Bagian [12]

131 12 4
                                    

Apakah ini tawaran awal yang akan berlanjut? Bukankah jika sudah cocok dan nyaman, tawaran itu tidak diperlukan lagi~
🍁🍁🍁

Pagi ini Dhuha memasak nasi goreng untuk Affan. Ia menghidangkannya dengan secangkir teh tanpa gula diatas meja makan. Jika pagi hari, Affan memang tidak pernah menambahkan gula ditehnya. Dhuha sedikit terkejut melihat Affan yang keluar dari kamar dengan sebuah koper mini ditangannya. Ia mengurungkan niatnya untuk bertanya.

"Sarapannya sudah siap" ucap Dhuha pura-pura dingin.

Dhuha mengisi piring Affan dengan nasi goreng buatannya. "Pukul sembilan nanti saya mau berangkat ke Yogya, ada sedikit urusan yang harus saya selesaikan disana. Dan maaf baru memberitahu kamu sekarang" kata Affan menjawab pertanyaan hati Dhuha.

Dhuha hanya mengangguk kecil.
"Kamu ada bimbingan kan hari ini?"
"Iya"
"Bimbingan keberapa hari ini?"
"Lima"
"Sudah di acc judul kamu?"
"Hampir"

Suasana berubah hening.
"Selama saya di Yogya nanti, kamu nginap dirumah Paman saja ya. Saya sudah menghubungi Hakim. Katanya nanti sore dia yang akan menjemputmu dikampus"

Lagi-lagi Dhuha hanya mengangguk kecil.

"Nanti jika kamu perlu uang belanja, kamu bisa pakek atm saya. Atmnya ada di atas kulkas. Pinnya sudah saya kirim di Whatapss"

"Terimakasih", jawab Dhuha singkat.

Emang dia pergi berapa hari sih? lama atau tidak? gumam Dhuha dalam hati.

"Saya berangkat sekarang ya, kebetulan sudah dijemput sama teman saya" pamitnya.

Dhuha beranjak bangun mengikuti Affan. Ia ragu-ragu ingin menyalami Affan. Akhirnya, Dhuha mengulurkan tangannya untuk menyalami Affan. Melihat uluran tangan itu, Affan terdiam sejenak. Ia terkejut. Karena tidak biasanya Dhuha menyalaminya. Kalau dihitung-hitung, ini kali kelima istrinya itu menyalaminya.
"Hati-hati" ucap Dhuha dengan senyum kecilnya.

Deg.
Spontan Affan memegang dadanya. Ia takut suara detak jantungnya yang keras itu didengar oleh Dhuha.

***

Kali ini Dhuha kembali membawa lima buah proposal baru. Rian mulai memeriksa proposal mahasiswi bimbingannya itu. Dalam hati Dhuha tidak henti-henti membaca shalawat, ia berharap dengan keberkahan bacaan shalawatnya dapat melembutkan hati dosen pembimbingnya itu.

"Oke, saya acc kan judul kamu yang ini," katanya sambil menunjuk salah satu proposal Dhuha.

"Alhamdulillah, terimakasih banyak pak", katanya dengan mata berbinar-binar.

"Tapi.....kamu harus segera perbaiki semua yang sudah saya coret. Latar belakang kamu masih belum kuat. Coba nanti kamu cari lagi referensi yang bagus dan terbaru untuk melengkapinya. Kemudian bab dua kamu juga belum lengkap. Bab tiga juga belum jelas penjelasan variabelnya. Nah kamu perbaiki semuanya, jangan ada yang typo. Tiga hari lagi, kita bimbingan lagi." Kata Rian tegas.

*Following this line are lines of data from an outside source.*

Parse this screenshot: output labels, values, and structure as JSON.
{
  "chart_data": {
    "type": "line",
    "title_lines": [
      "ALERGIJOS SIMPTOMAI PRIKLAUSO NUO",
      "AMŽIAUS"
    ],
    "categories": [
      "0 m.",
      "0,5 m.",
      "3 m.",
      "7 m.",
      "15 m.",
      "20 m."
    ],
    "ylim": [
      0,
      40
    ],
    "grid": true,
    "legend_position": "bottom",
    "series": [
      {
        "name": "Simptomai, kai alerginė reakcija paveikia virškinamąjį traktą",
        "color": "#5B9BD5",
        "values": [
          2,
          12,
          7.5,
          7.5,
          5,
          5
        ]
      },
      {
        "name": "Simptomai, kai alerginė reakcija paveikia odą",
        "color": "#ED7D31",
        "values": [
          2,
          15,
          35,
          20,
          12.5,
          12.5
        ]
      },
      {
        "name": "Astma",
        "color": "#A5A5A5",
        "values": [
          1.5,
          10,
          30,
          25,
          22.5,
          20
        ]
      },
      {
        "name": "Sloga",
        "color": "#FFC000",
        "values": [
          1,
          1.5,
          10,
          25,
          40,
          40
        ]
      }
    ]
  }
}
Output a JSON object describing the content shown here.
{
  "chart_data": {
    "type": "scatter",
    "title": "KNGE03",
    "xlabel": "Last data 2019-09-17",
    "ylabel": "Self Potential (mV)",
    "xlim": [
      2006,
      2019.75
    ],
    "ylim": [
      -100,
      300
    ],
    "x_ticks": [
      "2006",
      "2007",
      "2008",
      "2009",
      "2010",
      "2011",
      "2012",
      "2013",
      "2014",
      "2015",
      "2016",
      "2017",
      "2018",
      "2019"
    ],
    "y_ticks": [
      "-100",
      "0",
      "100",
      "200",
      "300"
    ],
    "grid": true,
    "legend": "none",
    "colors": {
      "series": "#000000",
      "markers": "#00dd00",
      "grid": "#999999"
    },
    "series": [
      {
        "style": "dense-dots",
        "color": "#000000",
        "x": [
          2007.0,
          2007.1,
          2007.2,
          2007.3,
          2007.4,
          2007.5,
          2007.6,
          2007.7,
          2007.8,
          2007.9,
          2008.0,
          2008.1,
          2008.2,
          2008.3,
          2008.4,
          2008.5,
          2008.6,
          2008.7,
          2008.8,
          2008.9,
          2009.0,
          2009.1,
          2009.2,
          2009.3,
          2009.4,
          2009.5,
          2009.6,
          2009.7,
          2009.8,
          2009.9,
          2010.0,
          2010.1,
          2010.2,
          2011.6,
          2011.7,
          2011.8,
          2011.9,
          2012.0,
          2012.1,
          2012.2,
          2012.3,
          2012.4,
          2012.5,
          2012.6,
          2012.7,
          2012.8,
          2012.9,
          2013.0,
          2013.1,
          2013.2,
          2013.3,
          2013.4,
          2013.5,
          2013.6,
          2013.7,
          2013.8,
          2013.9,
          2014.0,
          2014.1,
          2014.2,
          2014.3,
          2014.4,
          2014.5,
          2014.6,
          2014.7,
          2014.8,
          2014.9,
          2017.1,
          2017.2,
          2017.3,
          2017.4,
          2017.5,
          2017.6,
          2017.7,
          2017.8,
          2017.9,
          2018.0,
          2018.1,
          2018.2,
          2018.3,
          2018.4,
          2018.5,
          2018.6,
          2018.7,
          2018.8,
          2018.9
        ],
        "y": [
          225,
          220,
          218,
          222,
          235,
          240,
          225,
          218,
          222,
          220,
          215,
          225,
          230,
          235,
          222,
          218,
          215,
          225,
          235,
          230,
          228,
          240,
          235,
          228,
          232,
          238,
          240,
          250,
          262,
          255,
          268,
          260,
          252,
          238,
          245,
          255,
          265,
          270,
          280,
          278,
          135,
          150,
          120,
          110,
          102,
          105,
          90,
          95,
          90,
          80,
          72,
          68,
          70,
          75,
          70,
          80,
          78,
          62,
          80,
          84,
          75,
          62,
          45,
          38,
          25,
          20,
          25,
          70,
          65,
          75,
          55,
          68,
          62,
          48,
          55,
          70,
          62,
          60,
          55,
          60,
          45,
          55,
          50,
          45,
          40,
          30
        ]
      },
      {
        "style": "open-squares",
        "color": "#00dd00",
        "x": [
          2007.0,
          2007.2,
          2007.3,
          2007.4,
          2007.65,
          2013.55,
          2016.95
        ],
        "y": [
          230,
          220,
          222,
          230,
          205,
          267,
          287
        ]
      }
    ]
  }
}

"Baik pak. Sekali lagi, terimakasih banyak pak. Saya permisi pak, assalamualaikum"

"Waalaikumussalam"...

Ini kali pertama, wajah Dhuha sumringah ketika keluar dari ruangan Rian. Ia segera menelpon Fatimah untuk segera berjumpa.

"Fat, temenin aku ambil barang yuk dirumah. Terus nanti tolong antarkan aku kerumah paman, boleh yaaaa. Please."

"Emang suami kamu kemana?"
"Dia pulang ke Yogya"
"Berapa lama?"
"Gak tau" kata Dhuha santai sambil mengangkat kedua bahunya.
"Kamu ga nanya?"
Dhuha menggeleng.
"Yahh.. kok gitu? Biasanya kalau suami berpergian istri itu bertanya, kemana? Sama siapa? Berapa hari? Pokoknya lengkap deh 5W1H nya...." komentar Fatimah.